On the basis of other similar orders which may be granted under English law against intermediaries, such as 'Norwich Pharmacal' orders and freezing orders in which the general rule is that the intermediary is indemnified against the costs of complying with the order, the UKSC ordered that the reasonable costs set out at points 3 – 5 above should be borne by the rights-holders.
Comment
The present case relates to website blocking orders to prevent trade mark infringement; however, there is no apparent reason why the decision would not also extend to website blocking orders granted to prevent copyright infringement, thereby reversing the current practice.
The UKSC's decision provides some useful guidance to rights-holders on applying for website blocking orders.
(i) Carefully define target websites and applicable technical measures
As the rights-holder will likely be liable to cover the reasonable costs of ISPs implementing the terms of the order, it can minimise its potential liability by ensuring that it carefully identifies relevant websites and webpages and specifies necessary and proportionate technical measures which are needed to provide effective relief for the rights-holder.
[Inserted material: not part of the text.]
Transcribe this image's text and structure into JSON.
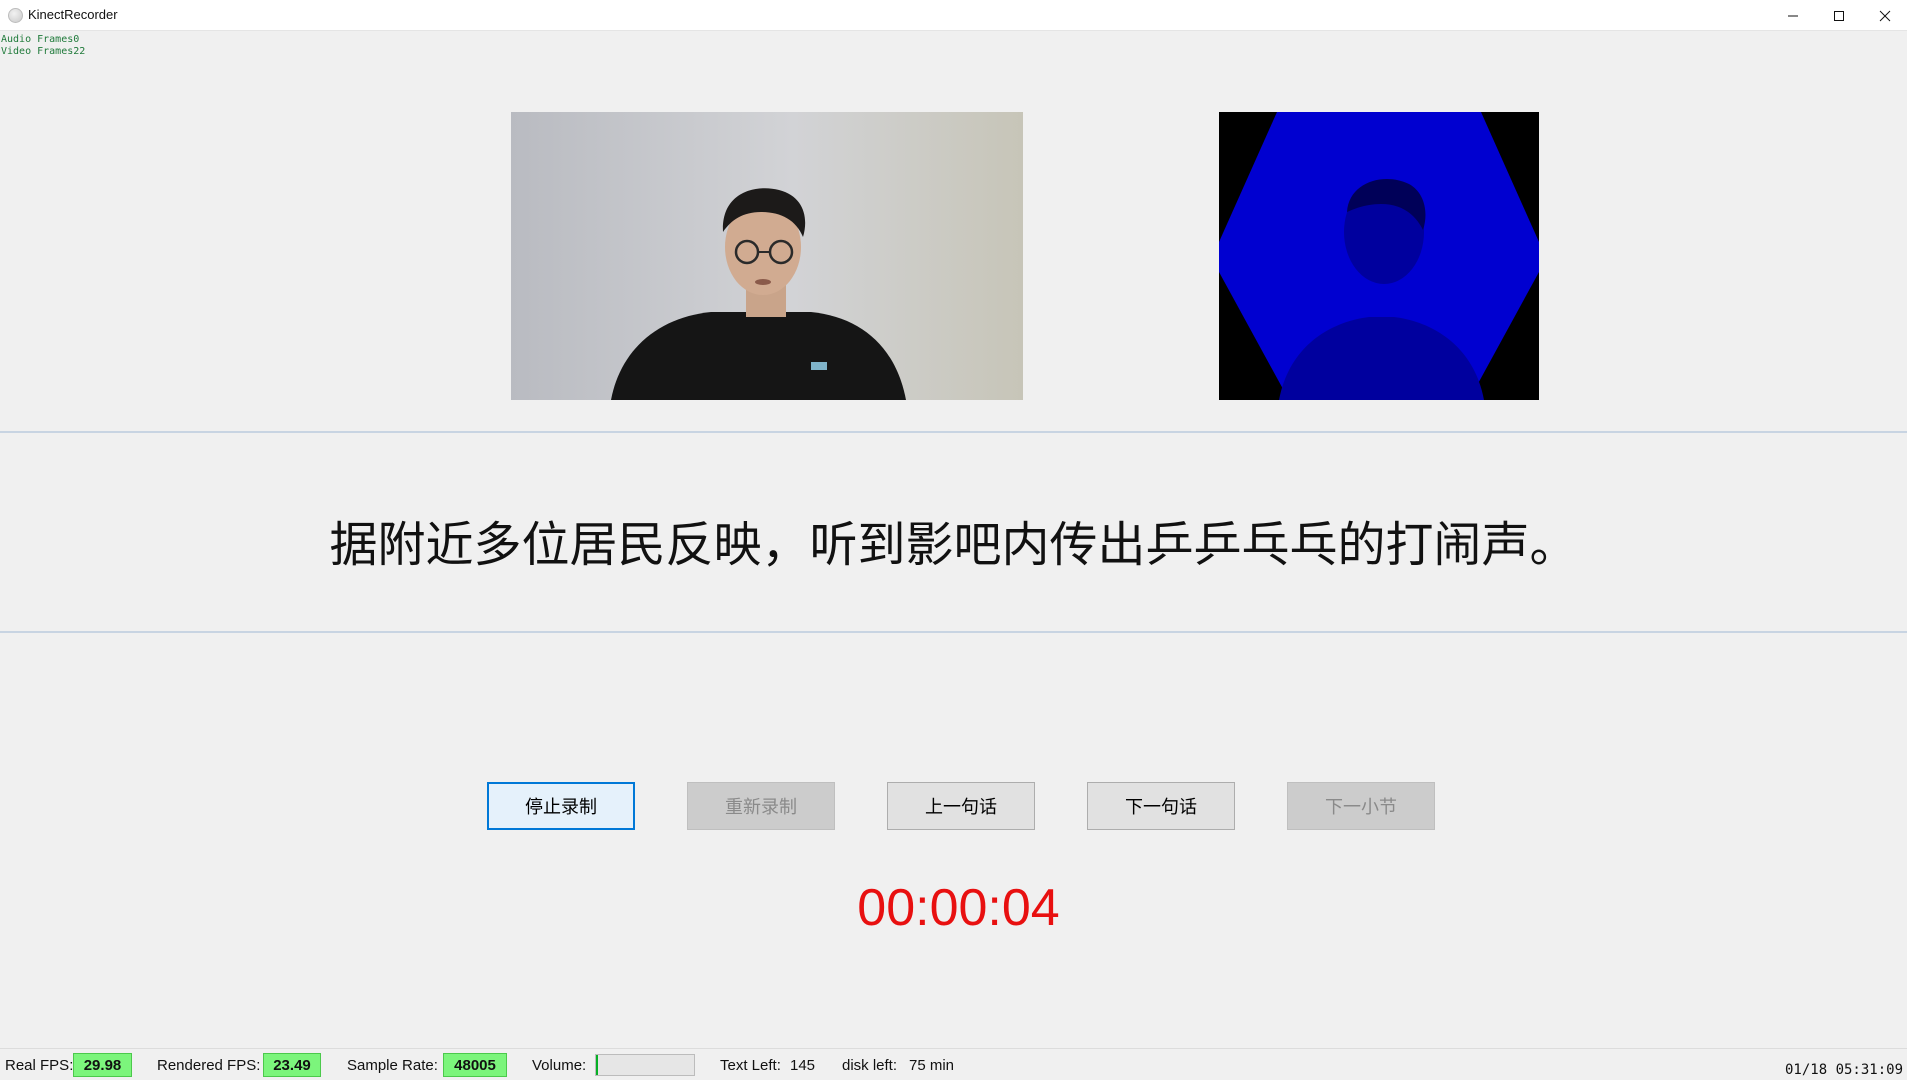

It would not be prudent to seek an order requiring ISPs to "over-block", i.e. include websites or webpages which do not facilitate infringement, given that potential recoverable costs may include losses incurred by third parties as a result of the block, which those parties then seek to recover from ISPs.
(ii) Consider the "innocence" of the ISPs in question
In the present case, the UKSC determined that the ISPs were acting as "mere conduits" and were "innocent", meaning that they had no obligation to assist the claimants other than any obligations imposed by a court order. Lord Sumption, who gave the judgment, considered that the situation may not be the same where the ISPs are involved in caching or hosting, being activities which he determined involve "a greater degree of participation in the infringement" and therefore could give rise to infringement if the conditions of immunity, as set out in the E-Commerce Directive, are not satisfied.
It would be wise for rights-holders to consider and identify which activities it believes the ISPs are carrying out (including investigating these thoroughly in any pre-action correspondence), as this could well impact on whether the ISP is committing any potentially infringing acts (alongside the primary infringer), and thus also potentially on the liability for costs – both of the legal action and of compliance.
(iii) Consider who will be responsible for the costs of the legal action
Costs of the legal action are treated separately from the costs of compliance with the blocking order. Although in this case, where the ISPs resisted the granting of a website blocking order, the costs of the legal action were awarded against the ISPs, the general rule has been that intermediaries who do not resist the grant of a website blocking order will have their legal costs borne by the rights-holder. Rights-holders seeking such an order should bear in mind this additional liability as a cost of enforcement.
This article is for general information only and reflects the position at the date of publication. It does not constitute legal advice.